Shirt-and-tie guy says he's a Steelers fan.

"The Steelers suck," Johnson says with such a disarming smile the guy can't help but laugh.

Johnson is dressed in a red soccer shirt, red- and black-striped shorts that droop well beyond his knees, capped with a pair of black suede slippers. Slippers?

Hey, it's his off day. He enters a sound room and tapes a couple of local commercials.

"In all my years growing up in Cincinnati, I've never experienced a personality like Chad Johnson," says WLW account executive Brian Hopton, 32. "People absolutely love him. He's changed the Bengals' personality. We had Corey Dillon and Carl Pickens, and that was a bad vibe. Chad's positive and entertaining. Everybody wants to see what he's going to do next.

"Thank God we have him."

He does a Fathead.com commercial, as Holt and Steelers quarterback Ben Roethlisberger do.

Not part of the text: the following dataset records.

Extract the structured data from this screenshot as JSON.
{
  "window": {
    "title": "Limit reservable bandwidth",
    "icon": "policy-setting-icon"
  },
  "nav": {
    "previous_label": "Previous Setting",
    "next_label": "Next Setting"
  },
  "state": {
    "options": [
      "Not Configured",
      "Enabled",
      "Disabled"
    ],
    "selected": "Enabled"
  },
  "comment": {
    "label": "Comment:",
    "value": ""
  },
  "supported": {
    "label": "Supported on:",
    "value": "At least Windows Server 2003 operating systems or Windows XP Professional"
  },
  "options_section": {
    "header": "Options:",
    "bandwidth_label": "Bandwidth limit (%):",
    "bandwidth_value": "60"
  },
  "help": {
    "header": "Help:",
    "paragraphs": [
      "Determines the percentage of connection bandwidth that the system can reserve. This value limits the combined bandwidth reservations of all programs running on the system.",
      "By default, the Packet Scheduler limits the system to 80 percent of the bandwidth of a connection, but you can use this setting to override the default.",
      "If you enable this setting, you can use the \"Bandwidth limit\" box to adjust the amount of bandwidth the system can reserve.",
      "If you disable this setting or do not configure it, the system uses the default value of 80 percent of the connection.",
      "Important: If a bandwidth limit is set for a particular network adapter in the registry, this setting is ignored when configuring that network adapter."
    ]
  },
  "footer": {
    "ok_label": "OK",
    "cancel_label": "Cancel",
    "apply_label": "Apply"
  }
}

But Johnson doesn't worry that his national endorsement profile is still under the radar.

"Everything right now for me is football," he says. "It's my life. I play this game for my kids. I play this game for my friends and for all those I grew up with who didn't make it. And I play this game for all those who coached me. I play this game because I can't let down my grandmother and my mom. I can't let down coach Lewis.

"I have to set my kids up for the future. And people wonder where my drive comes from. There's not much difference I can make in this world by what I do, except just smile all the time and have fun.

"I love what I do. And that rubs off on people."